10.1. upstream’s liability for damages caused by or related to the exercise of rights and obligations under this Agreement shall be excluded. The limitation of liability shall not cover
10.1.1. damage from injury to life, body or health caused by upstream;
10.1.2. damages caused by upstream that are a result of willful intent or gross negligence;
10.1.3. damages caused by upstream as a result of slight negligence in the event of upstream’s breach of an essential contractual obligation which is indispensable for the duly execution of the contract and thereby jeopardizes the achievement of the contract purpose and such damage is typically foreseeable at the time of the infringement;
10.1.4. upstream’s liability in the event of the assumption of a warranty if an obligation infringement covered thereby triggers upstream’s liability.
10.2. Liability under the Product Liability Act (Produkthaftungsgesetz) shall remain unaffected.
10.3. The limitations and/or restrictions of upstream’s liability shall also apply to the personal liability of its legal representatives and vicarious agents.
10.4. upstream will not be liable hereunder by reasons of any failure to timely perform its services due to an event beyond its reasonable control, including acts of God.
The Customer agrees that upstream may use information of the Customer provided by them (i.e. the name/trademark) for marketing purposes as reference on the Website. The Customer may withdraw such consent by writing an email to upstream to email@example.com.

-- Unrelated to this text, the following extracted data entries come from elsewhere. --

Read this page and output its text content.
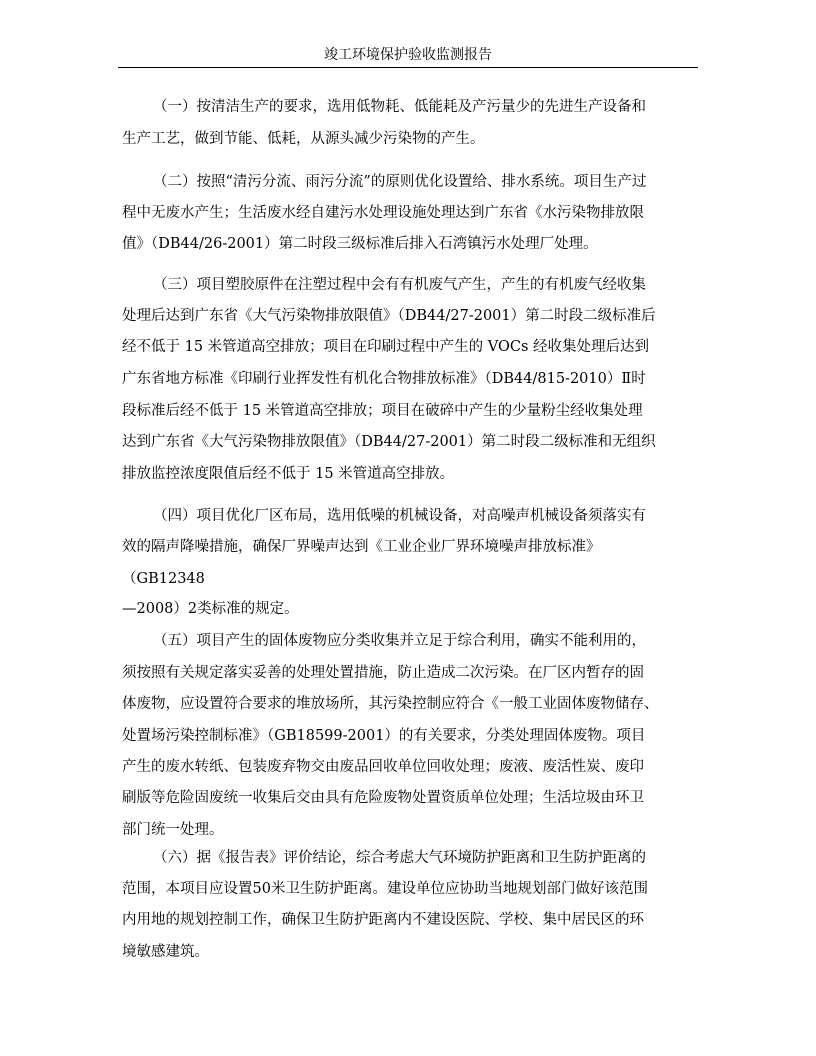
竣工环境保护验收监测报告
（一）按清洁生产的要求，选用低物耗、低能耗及产污量少的先进生产设备和
生产工艺，做到节能、低耗，从源头减少污染物的产生。
（二）按照“清污分流、雨污分流”的原则优化设置给、排水系统。项目生产过
程中无废水产生；生活废水经自建污水处理设施处理达到广东省《水污染物排放限
值》（DB44/26-2001）第二时段三级标准后排入石湾镇污水处理厂处理。
（三）项目塑胶原件在注塑过程中会有有机废气产生，产生的有机废气经收集
处理后达到广东省《大气污染物排放限值》（DB44/27-2001）第二时段二级标准后
经不低于 15 米管道高空排放；项目在印刷过程中产生的 VOCs 经收集处理后达到
广东省地方标准《印刷行业挥发性有机化合物排放标准》（DB44/815-2010）Ⅱ时
段标准后经不低于 15 米管道高空排放；项目在破碎中产生的少量粉尘经收集处理
达到广东省《大气污染物排放限值》（DB44/27-2001）第二时段二级标准和无组织
排放监控浓度限值后经不低于 15 米管道高空排放。
（四）项目优化厂区布局，选用低噪的机械设备，对高噪声机械设备须落实有
效的隔声降噪措施，确保厂界噪声达到《工业企业厂界环境噪声排放标准》
（GB12348
—2008）2类标准的规定。
（五）项目产生的固体废物应分类收集并立足于综合利用，确实不能利用的，
须按照有关规定落实妥善的处理处置措施，防止造成二次污染。在厂区内暂存的固
体废物，应设置符合要求的堆放场所，其污染控制应符合《一般工业固体废物储存、
处置场污染控制标准》（GB18599-2001）的有关要求，分类处理固体废物。项目
产生的废水转纸、包装废弃物交由废品回收单位回收处理；废液、废活性炭、废印
刷版等危险固废统一收集后交由具有危险废物处置资质单位处理；生活垃圾由环卫
部门统一处理。
（六）据《报告表》评价结论，综合考虑大气环境防护距离和卫生防护距离的
范围，本项目应设置50米卫生防护距离。建设单位应协助当地规划部门做好该范围
内用地的规划控制工作，确保卫生防护距离内不建设医院、学校、集中居民区的环
境敏感建筑。
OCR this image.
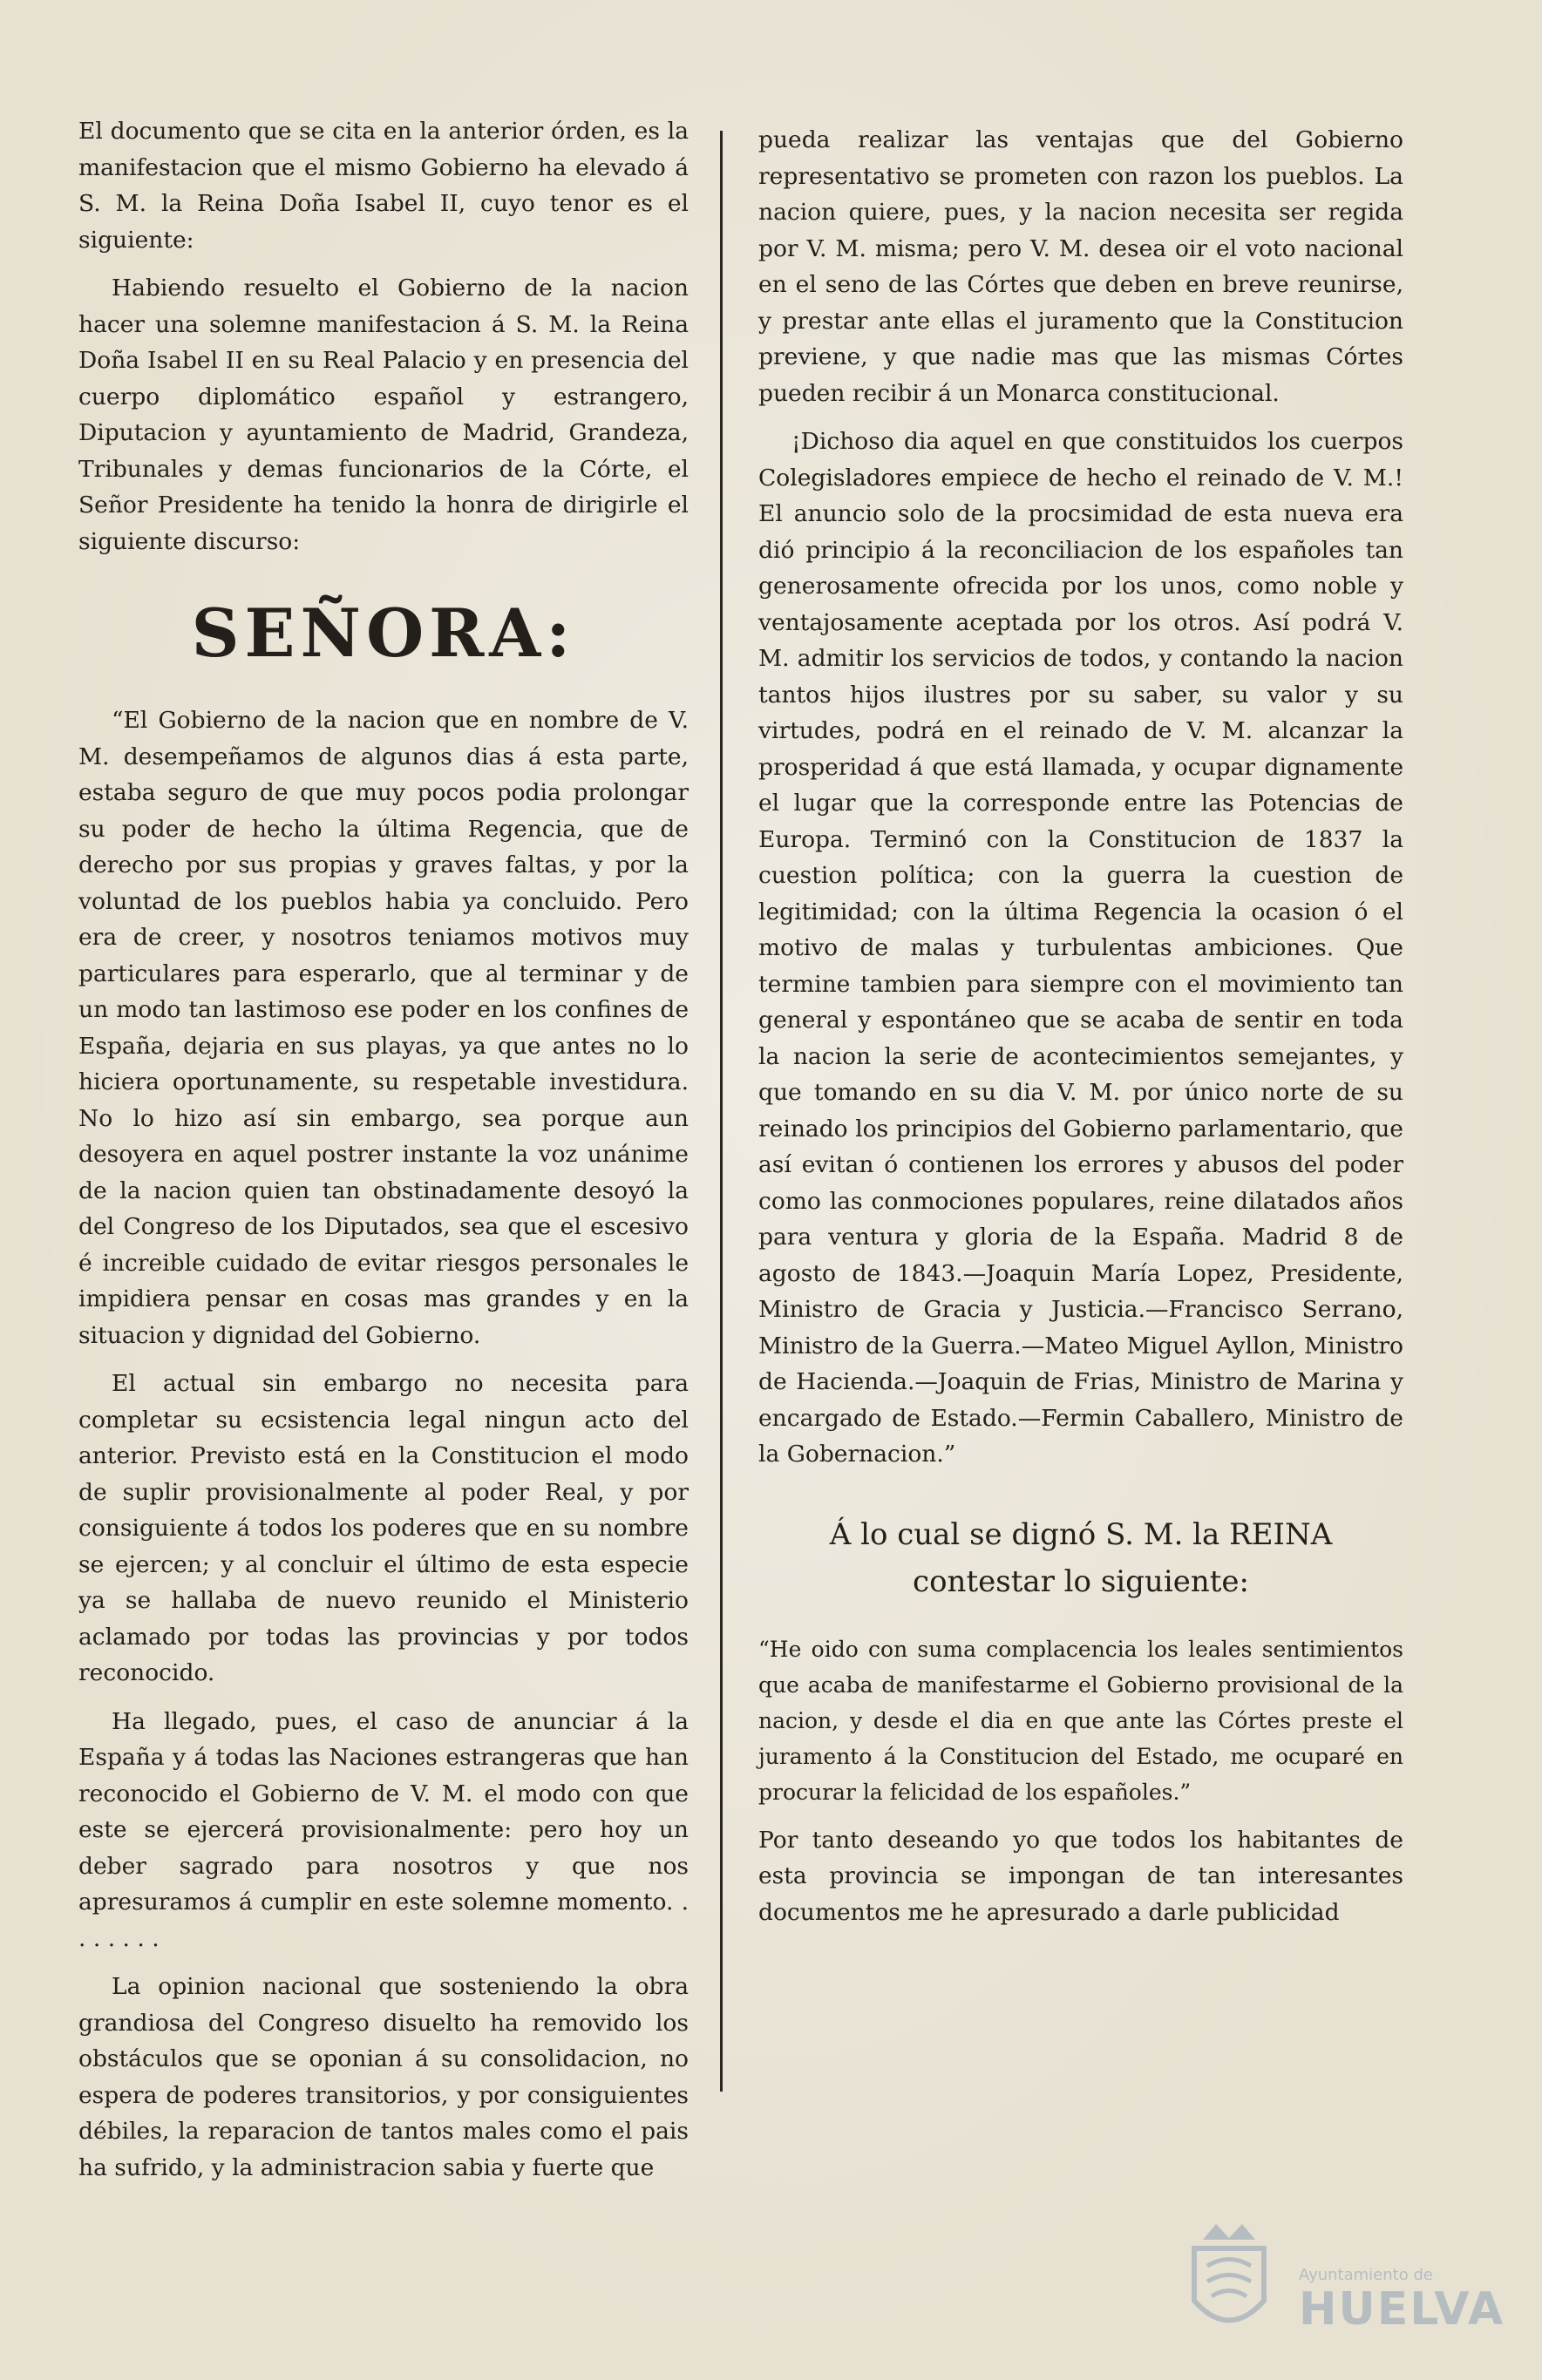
El documento que se cita en la anterior órden, es la manifestacion que el mismo Gobierno ha elevado á S. M. la Reina Doña Isabel II, cuyo tenor es el siguiente:

Habiendo resuelto el Gobierno de la nacion hacer una solemne manifestacion á S. M. la Reina Doña Isabel II en su Real Palacio y en presencia del cuerpo diplomático español y estrangero, Diputacion y ayuntamiento de Madrid, Grandeza, Tribunales y demas funcionarios de la Córte, el Señor Presidente ha tenido la honra de dirigirle el siguiente discurso:

SEÑORA:

“El Gobierno de la nacion que en nombre de V. M. desempeñamos de algunos dias á esta parte, estaba seguro de que muy pocos podia prolongar su poder de hecho la última Regencia, que de derecho por sus propias y graves faltas, y por la voluntad de los pueblos habia ya concluido. Pero era de creer, y nosotros teniamos motivos muy particulares para esperarlo, que al terminar y de un modo tan lastimoso ese poder en los confines de España, dejaria en sus playas, ya que antes no lo hiciera oportunamente, su respetable investidura. No lo hizo así sin embargo, sea porque aun desoyera en aquel postrer instante la voz unánime de la nacion quien tan obstinadamente desoyó la del Congreso de los Diputados, sea que el escesivo é increible cuidado de evitar riesgos personales le impidiera pensar en cosas mas grandes y en la situacion y dignidad del Gobierno.

El actual sin embargo no necesita para completar su ecsistencia legal ningun acto del anterior. Previsto está en la Constitucion el modo de suplir provisionalmente al poder Real, y por consiguiente á todos los poderes que en su nombre se ejercen; y al concluir el último de esta especie ya se hallaba de nuevo reunido el Ministerio aclamado por todas las provincias y por todos reconocido.

Ha llegado, pues, el caso de anunciar á la España y á todas las Naciones estrangeras que han reconocido el Gobierno de V. M. el modo con que este se ejercerá provisionalmente: pero hoy un deber sagrado para nosotros y que nos apresuramos á cumplir en este solemne momento. . . . . . . .

La opinion nacional que sosteniendo la obra grandiosa del Congreso disuelto ha removido los obstáculos que se oponian á su consolidacion, no espera de poderes transitorios, y por consiguientes débiles, la reparacion de tantos males como el pais ha sufrido, y la administracion sabia y fuerte que

pueda realizar las ventajas que del Gobierno representativo se prometen con razon los pueblos. La nacion quiere, pues, y la nacion necesita ser regida por V. M. misma; pero V. M. desea oir el voto nacional en el seno de las Córtes que deben en breve reunirse, y prestar ante ellas el juramento que la Constitucion previene, y que nadie mas que las mismas Córtes pueden recibir á un Monarca constitucional.

¡Dichoso dia aquel en que constituidos los cuerpos Colegisladores empiece de hecho el reinado de V. M.! El anuncio solo de la procsimidad de esta nueva era dió principio á la reconciliacion de los españoles tan generosamente ofrecida por los unos, como noble y ventajosamente aceptada por los otros. Así podrá V. M. admitir los servicios de todos, y contando la nacion tantos hijos ilustres por su saber, su valor y su virtudes, podrá en el reinado de V. M. alcanzar la prosperidad á que está llamada, y ocupar dignamente el lugar que la corresponde entre las Potencias de Europa. Terminó con la Constitucion de 1837 la cuestion política; con la guerra la cuestion de legitimidad; con la última Regencia la ocasion ó el motivo de malas y turbulentas ambiciones. Que termine tambien para siempre con el movimiento tan general y espontáneo que se acaba de sentir en toda la nacion la serie de acontecimientos semejantes, y que tomando en su dia V. M. por único norte de su reinado los principios del Gobierno parlamentario, que así evitan ó contienen los errores y abusos del poder como las conmociones populares, reine dilatados años para ventura y gloria de la España. Madrid 8 de agosto de 1843.—Joaquin María Lopez, Presidente, Ministro de Gracia y Justicia.—Francisco Serrano, Ministro de la Guerra.—Mateo Miguel Ayllon, Ministro de Hacienda.—Joaquin de Frias, Ministro de Marina y encargado de Estado.—Fermin Caballero, Ministro de la Gobernacion.”

Á lo cual se dignó S. M. la REINA
contestar lo siguiente:

“He oido con suma complacencia los leales sentimientos que acaba de manifestarme el Gobierno provisional de la nacion, y desde el dia en que ante las Córtes preste el juramento á la Constitucion del Estado, me ocuparé en procurar la felicidad de los españoles.”

Por tanto deseando yo que todos los habitantes de esta provincia se impongan de tan interesantes documentos me he apresurado a darle publicidad

Ayuntamiento de
HUELVA
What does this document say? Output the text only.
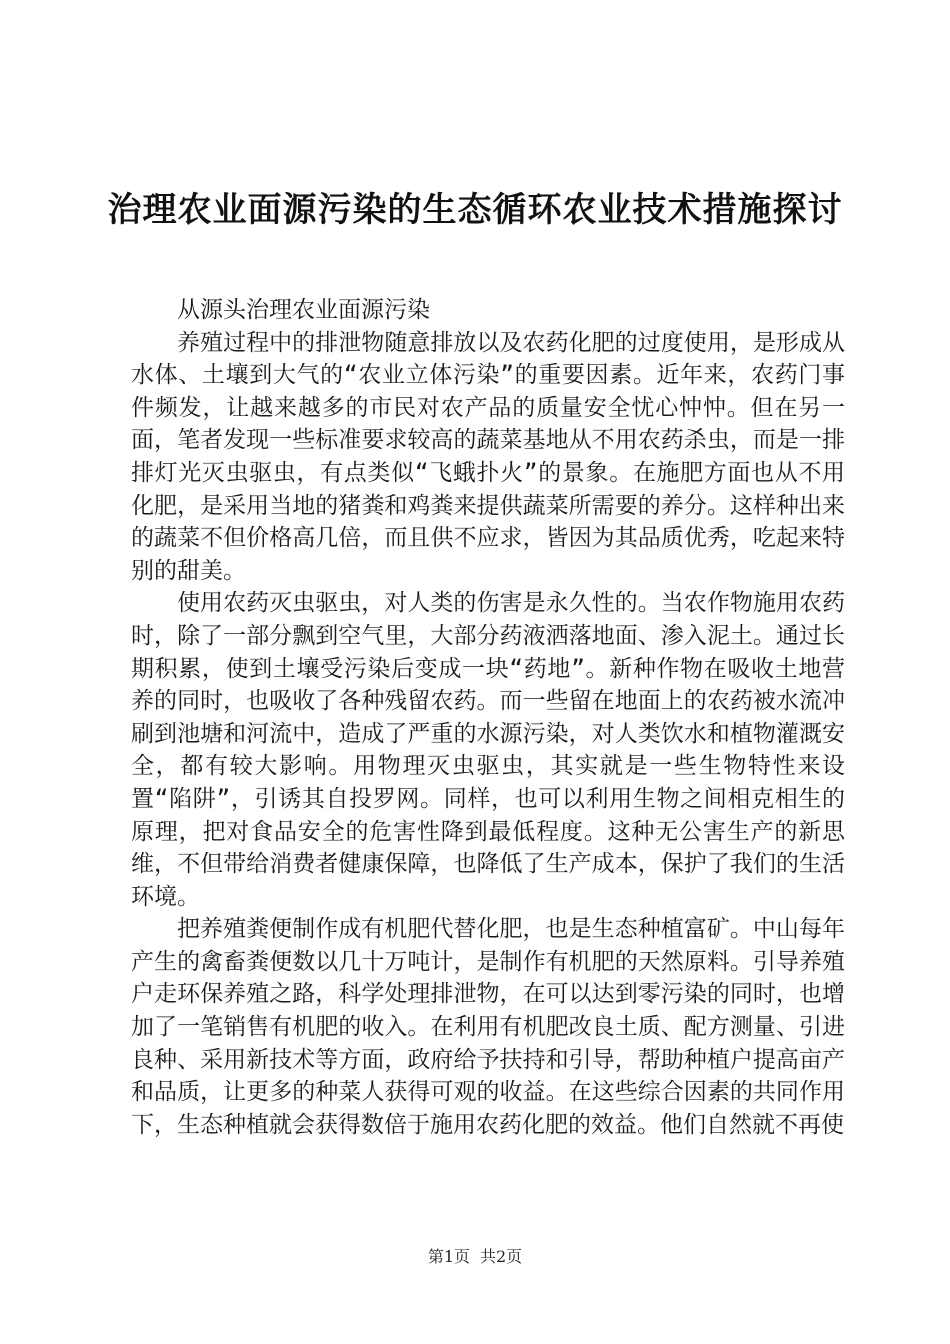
治理农业面源污染的生态循环农业技术措施探讨

从源头治理农业面源污染

养殖过程中的排泄物随意排放以及农药化肥的过度使用，是形成从水体、土壤到大气的“农业立体污染”的重要因素。近年来，农药门事件频发，让越来越多的市民对农产品的质量安全忧心忡忡。但在另一面，笔者发现一些标准要求较高的蔬菜基地从不用农药杀虫，而是一排排灯光灭虫驱虫，有点类似“飞蛾扑火”的景象。在施肥方面也从不用化肥，是采用当地的猪粪和鸡粪来提供蔬菜所需要的养分。这样种出来的蔬菜不但价格高几倍，而且供不应求，皆因为其品质优秀，吃起来特别的甜美。

使用农药灭虫驱虫，对人类的伤害是永久性的。当农作物施用农药时，除了一部分飘到空气里，大部分药液洒落地面、渗入泥土。通过长期积累，使到土壤受污染后变成一块“药地”。新种作物在吸收土地营养的同时，也吸收了各种残留农药。而一些留在地面上的农药被水流冲刷到池塘和河流中，造成了严重的水源污染，对人类饮水和植物灌溉安全，都有较大影响。用物理灭虫驱虫，其实就是一些生物特性来设置“陷阱”，引诱其自投罗网。同样，也可以利用生物之间相克相生的原理，把对食品安全的危害性降到最低程度。这种无公害生产的新思维，不但带给消费者健康保障，也降低了生产成本，保护了我们的生活环境。

把养殖粪便制作成有机肥代替化肥，也是生态种植富矿。中山每年产生的禽畜粪便数以几十万吨计，是制作有机肥的天然原料。引导养殖户走环保养殖之路，科学处理排泄物，在可以达到零污染的同时，也增加了一笔销售有机肥的收入。在利用有机肥改良土质、配方测量、引进良种、采用新技术等方面，政府给予扶持和引导，帮助种植户提高亩产和品质，让更多的种菜人获得可观的收益。在这些综合因素的共同作用下，生态种植就会获得数倍于施用农药化肥的效益。他们自然就不再使

第1页 共2页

13.1. These Terms of Service shall be governed by the laws of the Federal Republic of Germany excluding the Convention on Contracts for the International Sale of Goods (CISG) and the conflict of laws provisions. Both Parties submit to the exclusive jurisdiction of the courts of Berlin.
13.2. Should any provision of this Terms of Service be or become invalid, ineffective or unenforceable as a whole or in part, the validity, effectiveness and enforceability of the remaining provisions shall not be affected thereby. Any such invalid, ineffective or unenforceable provisions shall be deemed replaced by such valid, effective and enforceable provision as come closest to the economic intent and purpose as of such invalid, ineffective or unenforceable provisions as regard subject-matter, amount, time, place and extent. The aforesaid shall apply mutatis mutandis to any gap in these Terms of Service if any court has confirmed such proceeding.
13.3. upstream reserves the right to change these Terms of Service at any time without indicating the reasons. upstream will notify Customer of the changed Terms of Service on the Website or via email no later than two (2) weeks before the refined terms will take effect. In case Customer objects the new Terms of Service they may terminate the Contract with a period of two (2) weeks upon receipt of the information about the changes by upstream via the “termination” button within the Account.